BACKGROUND
Pharmacoepidemiologic studies require Anatomic Therapeutic Chemical (ATC) drug classification from real-world data sources. These studies enable standardized analysis of drug utilization patterns and safety monitoring, ultimately promoting rational drug use and improving health outcomes. Proprietary tools for this purpose are expensive while free tools lack generalizability. Large language models (LLMs), like GPT-4o, offer a cost-effective alternative as they can produce explanations about a drug’s ATC code and return the output in a structured fashion.
OBJECTIVE
This paper seeks to establish LLMs as an assisting technology in the drug classification task, a prerequisite to good pharmacoepidemiologic research. This requires developing AI prompts and data processing procedures and showing that the resulting accuracy, efficiency and effectiveness is as good or better than established methods.
METHODS
Patients residing in the US and Canada with medication scheduled through a smart medication dispenser called “spencer SmartHub” (Spencer Health Solutions, Inc., Morrisville, NC) were included in this study if they had a scheduled medication refill in 2024 and consented to the use of their data for research. An AI prompt requesting best and next-best 2nd level ATC codes from de-identified daily-dose strings was generated iteratively with expert guidance on clinical research, digital medicine, and regulatory affairs. An initial prompt was created that ensured aspirin at various doses would be classified as either an analgesic or antithrombotic. Upon success, the prompt was used in a pilot sample of 20 daily dose strings and graded by the expert. While there was more than one incorrect response, the prompt was revised. The prompt was then applied to an inference sample of n=200 daily dose strings, taken without replacement. Finite population inference on the proportions of correct and approximately correct ATC drug classification was carried out. All errors made by the algorithm were reviewed.
RESULTS
There were 3,371 de-identified patients who met the inclusion criteria, 2908 (86%) residing in Canada and 463 (14%) residing in the United States. This resulted in 12,294 daily dose strings. The initial prompt with few-shot learning and concise output was unable to distinguish between aspirin’s analgesic vs antithrombotic therapeutic uses. A revised prompt using chain-of-thought reasoning succeeded and achieved 100% correctness on the pilot sample of n=20. In the inferential sample, a proportion of 0.96 (80% CI 0.943-0.978), were deemed correct by the expert, with the approximately correct designation never being used.

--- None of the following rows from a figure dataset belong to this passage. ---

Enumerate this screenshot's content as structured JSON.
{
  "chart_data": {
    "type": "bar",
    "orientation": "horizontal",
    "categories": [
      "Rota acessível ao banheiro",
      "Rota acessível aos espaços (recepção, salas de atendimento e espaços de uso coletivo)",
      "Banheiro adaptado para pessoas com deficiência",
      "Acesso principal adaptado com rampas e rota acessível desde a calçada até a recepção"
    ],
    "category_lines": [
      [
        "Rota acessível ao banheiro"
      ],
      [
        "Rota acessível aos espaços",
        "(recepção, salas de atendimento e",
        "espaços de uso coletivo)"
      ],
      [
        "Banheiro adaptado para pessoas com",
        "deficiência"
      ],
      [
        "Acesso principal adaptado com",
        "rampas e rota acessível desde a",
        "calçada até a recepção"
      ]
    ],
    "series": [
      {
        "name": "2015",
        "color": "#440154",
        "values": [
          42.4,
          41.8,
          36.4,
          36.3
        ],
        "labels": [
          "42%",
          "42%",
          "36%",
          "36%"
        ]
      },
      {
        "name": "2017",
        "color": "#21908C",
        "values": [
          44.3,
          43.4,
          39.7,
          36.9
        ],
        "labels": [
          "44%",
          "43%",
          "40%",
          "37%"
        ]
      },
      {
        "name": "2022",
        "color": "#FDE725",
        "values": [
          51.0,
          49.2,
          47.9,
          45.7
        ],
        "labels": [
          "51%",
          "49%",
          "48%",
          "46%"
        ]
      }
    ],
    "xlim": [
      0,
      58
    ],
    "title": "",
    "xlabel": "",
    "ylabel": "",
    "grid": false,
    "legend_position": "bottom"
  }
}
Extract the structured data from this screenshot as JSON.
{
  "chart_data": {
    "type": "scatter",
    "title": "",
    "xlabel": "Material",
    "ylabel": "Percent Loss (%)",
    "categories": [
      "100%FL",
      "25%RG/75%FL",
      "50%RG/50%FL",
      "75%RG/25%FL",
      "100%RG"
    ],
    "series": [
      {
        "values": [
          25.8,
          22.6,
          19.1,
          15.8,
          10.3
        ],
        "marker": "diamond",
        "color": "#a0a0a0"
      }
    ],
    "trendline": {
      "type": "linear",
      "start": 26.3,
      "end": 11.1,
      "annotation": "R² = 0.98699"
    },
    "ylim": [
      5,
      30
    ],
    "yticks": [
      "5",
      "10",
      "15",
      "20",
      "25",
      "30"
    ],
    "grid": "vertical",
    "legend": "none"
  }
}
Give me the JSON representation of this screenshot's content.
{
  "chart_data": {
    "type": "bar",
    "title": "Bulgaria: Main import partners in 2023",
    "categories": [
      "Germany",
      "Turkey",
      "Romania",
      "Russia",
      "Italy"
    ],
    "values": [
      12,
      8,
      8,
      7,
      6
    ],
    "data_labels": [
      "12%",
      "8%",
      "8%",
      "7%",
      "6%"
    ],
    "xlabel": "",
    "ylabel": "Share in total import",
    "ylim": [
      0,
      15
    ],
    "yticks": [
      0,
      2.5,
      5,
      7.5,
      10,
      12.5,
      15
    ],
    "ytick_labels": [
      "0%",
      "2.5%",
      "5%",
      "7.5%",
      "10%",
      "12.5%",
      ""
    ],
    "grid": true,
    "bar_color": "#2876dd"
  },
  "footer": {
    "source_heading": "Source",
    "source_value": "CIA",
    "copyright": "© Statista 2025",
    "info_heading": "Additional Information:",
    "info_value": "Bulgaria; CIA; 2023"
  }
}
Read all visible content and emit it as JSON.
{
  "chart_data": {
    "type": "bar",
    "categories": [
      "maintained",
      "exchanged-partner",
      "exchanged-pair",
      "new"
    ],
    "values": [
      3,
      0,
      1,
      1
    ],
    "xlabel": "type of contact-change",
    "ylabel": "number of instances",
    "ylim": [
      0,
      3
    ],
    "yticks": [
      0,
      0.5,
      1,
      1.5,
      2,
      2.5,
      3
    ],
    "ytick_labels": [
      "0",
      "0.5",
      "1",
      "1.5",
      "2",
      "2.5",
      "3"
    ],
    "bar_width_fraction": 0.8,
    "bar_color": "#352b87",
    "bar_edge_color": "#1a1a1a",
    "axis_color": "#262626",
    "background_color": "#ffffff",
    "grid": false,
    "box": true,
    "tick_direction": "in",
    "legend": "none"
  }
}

The top mistakes were incorrectly classifying dietary supplements as medications, mistaking the identity of a drug, and incorrectly following delimiter instructions.
CONCLUSIONS
GPT-4o offers an accurate, efficient and effective drug classification approach to augment real-world drug databases with ATC drug classes, giving all research teams access to a powerful tool to satisfy a key prerequisite of pharmacoepidemiologic analysis using real-world data from across the globe.